W walce z opryszczką potrafimy wyczyniać cuda, tylko zazwyczaj nie idziemy z nią do lekarza. Badania OBOP pokazują, że tylko 7 proc. mężczyzn oraz 11 proc. kobiet zgłasza się do specjalisty. Pozostali opryszczkę traktują jako niegroźny problem kosmetyczny. Jeszcze inni są przekonani, że nie ma na nią skutecznego lekarstwa. Opryszczkę trzeba przejść i już. W przypadku drugiego przekonania jest ziarnko prawdy, bo na opryszczkę nie ma szczepionki, która całkowicie unicestwi zarazek w naszym ciele. Można co najwyżej „uśpić” wirusa na wiele lat.
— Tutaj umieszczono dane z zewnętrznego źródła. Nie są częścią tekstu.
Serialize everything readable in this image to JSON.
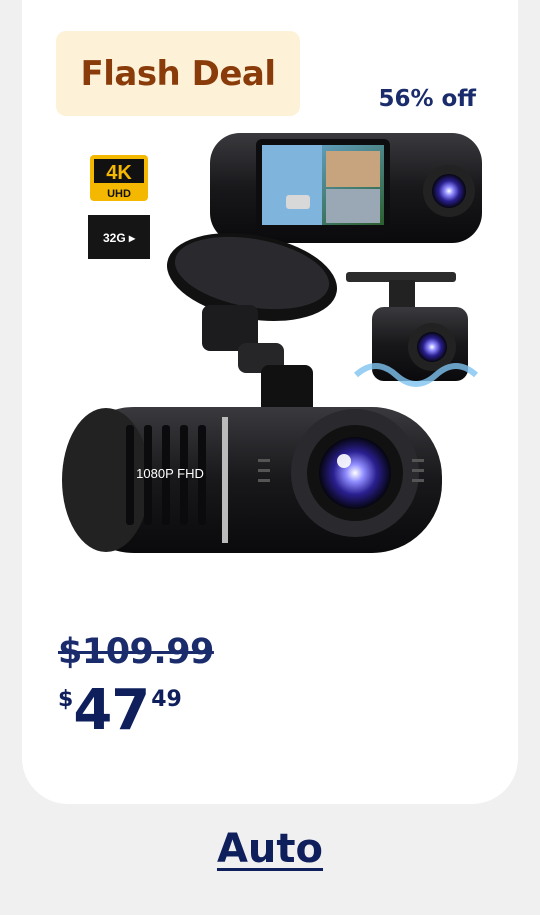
{
  "badge": {
    "label": "Flash Deal"
  },
  "discount": {
    "label": "56% off"
  },
  "product": {
    "image_labels": {
      "resolution": "4K",
      "uhd": "UHD",
      "sd_card": "32G ▸",
      "camera_text": "1080P FHD"
    }
  },
  "pricing": {
    "was_price": "$109.99",
    "currency": "$",
    "whole": "47",
    "cents": "49"
  },
  "category": {
    "label": "Auto"
  },
  "colors": {
    "badge_bg": "#fdf1d8",
    "badge_text": "#8a3b0a",
    "price_text": "#0f1f5c",
    "page_bg": "#f0f0f0",
    "card_bg": "#ffffff"
  },
  "icons": [
    "4k-uhd-icon",
    "sd-card-icon",
    "dash-camera-image"
  ]
}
Domowe sposoby na opryszczkę częściej przypominają gusła, niż faktyczne leczenie. Niektóre mogą jednak złagodzić jej objawy. Smarowanie chorego miejsca pastą do zębów, octem czy rozpuszczoną polopiryną powoduje wysuszenie płynu, który zbiera się w pęcherzykach. Żadna z ludowych metod nie zapobiega jednak nawrotom choroby. Podobnie jak stosowanie maści, żeli czy plasterków. A nieleczona opryszczka może powodować powikłania. Wirusem opryszczki płciowej noworodki mogą zakazić się od chorej mamy podczas porodu. U malucha infekcja wywołuje całą gamę schorzeń: zakażenie skóry dziecka, jamy ustnej, płuc czy oczu. Jeśli zarazek dostanie się do krwi, wtedy może dotrzeć do mózgu oraz innych narządów. Przyszła mama o opryszczce powinna poinformować lekarza. Szacuje się, że średnio na świecie ponad 20 proc. kobiet w ciąży nosi w sobie wirusa HSV2.
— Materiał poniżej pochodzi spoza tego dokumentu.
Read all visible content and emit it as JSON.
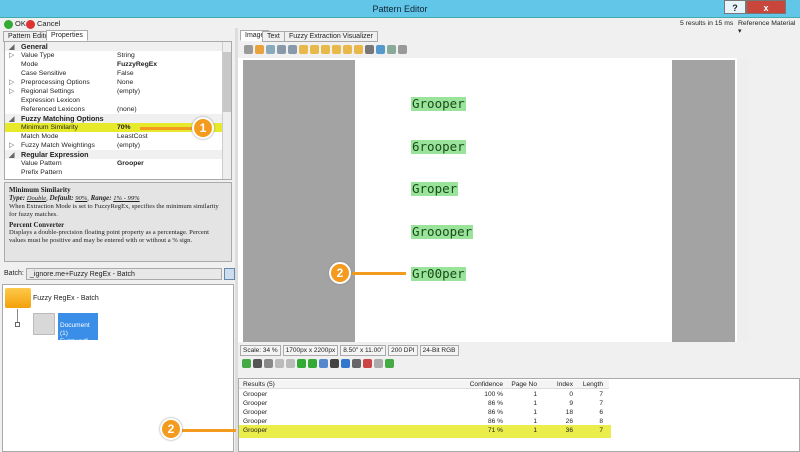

Kiedy więc czujemy, że mamy pierwsze objawy choroby, natychmiast trzeba wybrać się do dermatologa. Najskuteczniejszy środek jaki dziś mamy to doustny acyklowir. Jest to substancja, która działa po wniknięciu do komórki zarażonej wirusem, skutecznie hamując jego namnażanie i rozwój. Jeśli nie możemy zaraz po pierwszych objawach wybrać się do lekarza, to i tak należy zrobić to później. Tak jak wtedy, kiedy ciągle zmagamy się z nawrotami choroby. Czasami, gdy pacjent ciągle zmaga się z nawrotami opryszczki, stosuje się acyklowir jako środek zapobiegawczy.Dodatkowo warto wzmacniać odporność. Więcej ruchu na świeżym powietrzu, dobra dieta i wypoczynek z pewnością sprawią, że poczujemy się silniejsi. Można też sięgnąć po naturalne środki, takie jak np. wyciąg z jeżówki czy olej z wątroby rekina. Warto wzbogacić dietę o produkty zawierające naturalne kultury bakterii (jogurty, kefiry, maślanki) oraz duże ilości witamin: C, B6, B12. Należy unikać zarówno wyziębienia, jak i przegrzania. Poza tym nie pożyczajmy pomadek i cieni, nie korzystajmy też z próbek w drogeriach, bo to siedliska bakterii.